Brussels warns it will tighten COVID-19 vaccine export rules amid row with AstraZeneca

European Health Commissioner warns of COVID-19 vaccine export controls after disappointing meeting with AstraZeneca amid row over drop in supplies

AstraZeneca told the EU last week it will cut deliveries to the 27-member bloc because of production problems
AstraZeneca told the EU last week it will cut deliveries to the 27-member bloc because of production problems

The EU has warned it will tighten export controls for COVID-19 vaccines amid a row with AstraZeneca over a cut in planned supplies to the member states. 

European Health Commissioner Stella Kyriakides said the EU “will take any action required to protect its citizens”.

Kyriakides said talks on Monday with AstraZeneca “resulted in dissatisfaction with the lack of clarity and insufficient explanations” over the company’s decision to cut supplies to the bloc. 

Last week, AstraZeneca told the EU it was falling behind on its supply target because of production problems.

The vaccine produced by AstraZeneca that was developed with Oxford University is expected to receive the go-ahead by the European Medicines Agency at the end of the week. Malta has one million doses of the AstraZeneca vaccine on order as part of the EU’s joint procurement process.
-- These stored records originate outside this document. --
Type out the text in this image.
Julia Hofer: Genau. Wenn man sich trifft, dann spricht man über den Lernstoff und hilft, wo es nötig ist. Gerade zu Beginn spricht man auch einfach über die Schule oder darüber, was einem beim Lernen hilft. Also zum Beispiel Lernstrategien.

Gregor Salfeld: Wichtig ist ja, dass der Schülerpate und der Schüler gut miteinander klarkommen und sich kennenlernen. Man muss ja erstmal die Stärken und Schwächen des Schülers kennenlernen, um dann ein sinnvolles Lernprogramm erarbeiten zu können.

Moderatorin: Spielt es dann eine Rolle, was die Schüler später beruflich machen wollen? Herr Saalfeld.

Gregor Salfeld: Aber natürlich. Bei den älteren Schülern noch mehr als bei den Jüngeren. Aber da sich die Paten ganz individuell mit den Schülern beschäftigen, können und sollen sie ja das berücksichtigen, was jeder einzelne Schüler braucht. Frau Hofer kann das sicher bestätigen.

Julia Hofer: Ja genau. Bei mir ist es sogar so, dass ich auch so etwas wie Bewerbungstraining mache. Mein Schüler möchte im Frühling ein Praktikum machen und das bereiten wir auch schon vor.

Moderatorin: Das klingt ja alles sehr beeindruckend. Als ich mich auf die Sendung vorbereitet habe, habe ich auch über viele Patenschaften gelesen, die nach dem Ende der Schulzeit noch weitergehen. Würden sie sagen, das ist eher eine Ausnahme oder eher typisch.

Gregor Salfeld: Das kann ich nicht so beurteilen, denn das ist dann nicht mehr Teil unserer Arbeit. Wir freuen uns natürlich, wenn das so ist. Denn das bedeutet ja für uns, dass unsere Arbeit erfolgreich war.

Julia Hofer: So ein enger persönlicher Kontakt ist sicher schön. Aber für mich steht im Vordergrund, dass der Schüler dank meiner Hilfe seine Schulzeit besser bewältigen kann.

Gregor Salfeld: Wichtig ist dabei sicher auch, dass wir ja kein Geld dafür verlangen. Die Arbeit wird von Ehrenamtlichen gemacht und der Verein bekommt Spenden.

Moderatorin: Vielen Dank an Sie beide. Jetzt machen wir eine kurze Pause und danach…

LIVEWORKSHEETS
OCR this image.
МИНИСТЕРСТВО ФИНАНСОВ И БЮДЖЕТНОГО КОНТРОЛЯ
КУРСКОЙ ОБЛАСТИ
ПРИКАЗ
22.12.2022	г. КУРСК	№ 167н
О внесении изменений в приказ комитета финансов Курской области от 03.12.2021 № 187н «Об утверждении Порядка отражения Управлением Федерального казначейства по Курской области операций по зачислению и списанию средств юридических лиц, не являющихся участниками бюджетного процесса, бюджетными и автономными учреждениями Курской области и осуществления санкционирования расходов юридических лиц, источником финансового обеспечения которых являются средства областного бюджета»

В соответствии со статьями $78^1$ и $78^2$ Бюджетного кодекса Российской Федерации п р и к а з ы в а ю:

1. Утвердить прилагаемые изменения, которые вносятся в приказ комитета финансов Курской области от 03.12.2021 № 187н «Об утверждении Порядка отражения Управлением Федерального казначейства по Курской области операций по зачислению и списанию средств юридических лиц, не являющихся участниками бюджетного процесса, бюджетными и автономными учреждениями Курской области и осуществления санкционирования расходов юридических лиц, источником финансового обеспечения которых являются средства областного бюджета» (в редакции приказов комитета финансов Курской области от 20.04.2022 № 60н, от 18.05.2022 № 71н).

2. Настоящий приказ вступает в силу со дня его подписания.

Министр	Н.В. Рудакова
Kyriakides said Brussels requested a detailed planning of vaccine deliveries and another meeting with AstraZeneca was scheduled for Wednesday.

“EU member states are united: vaccine developers have societal and contractual responsibilities they need to uphold… in the future, all companies producing vaccines against COVID-19 in the EU will have to provide early notification whenever they want to export vaccines to third countries,” she insisted.

The EU has been criticised for the slow rollout of the vaccines, which it buys on behalf of all member states. Malta is ahead of the vaccination curve but many other larger countries have fallen behind and much depends on the timely delivery of the vaccines.

The EU has so far approved the COVID-19 vaccines produced by Pfizer-BioNTech and Moderna.

However, Pfizer also announced recently it was temporarily slowing down production of its vaccine.

AstraZeneca has so far made no public comments on the latest developments.

The AstraZeneca vaccine is viewed as a game-changer since it only requires normal fridge temperatures to store and so makes it easier to distribute. 

However, AstraZeneca’s target to deliver 80 million doses to the 27 member states by March has been reduced to 31 million, according to reports.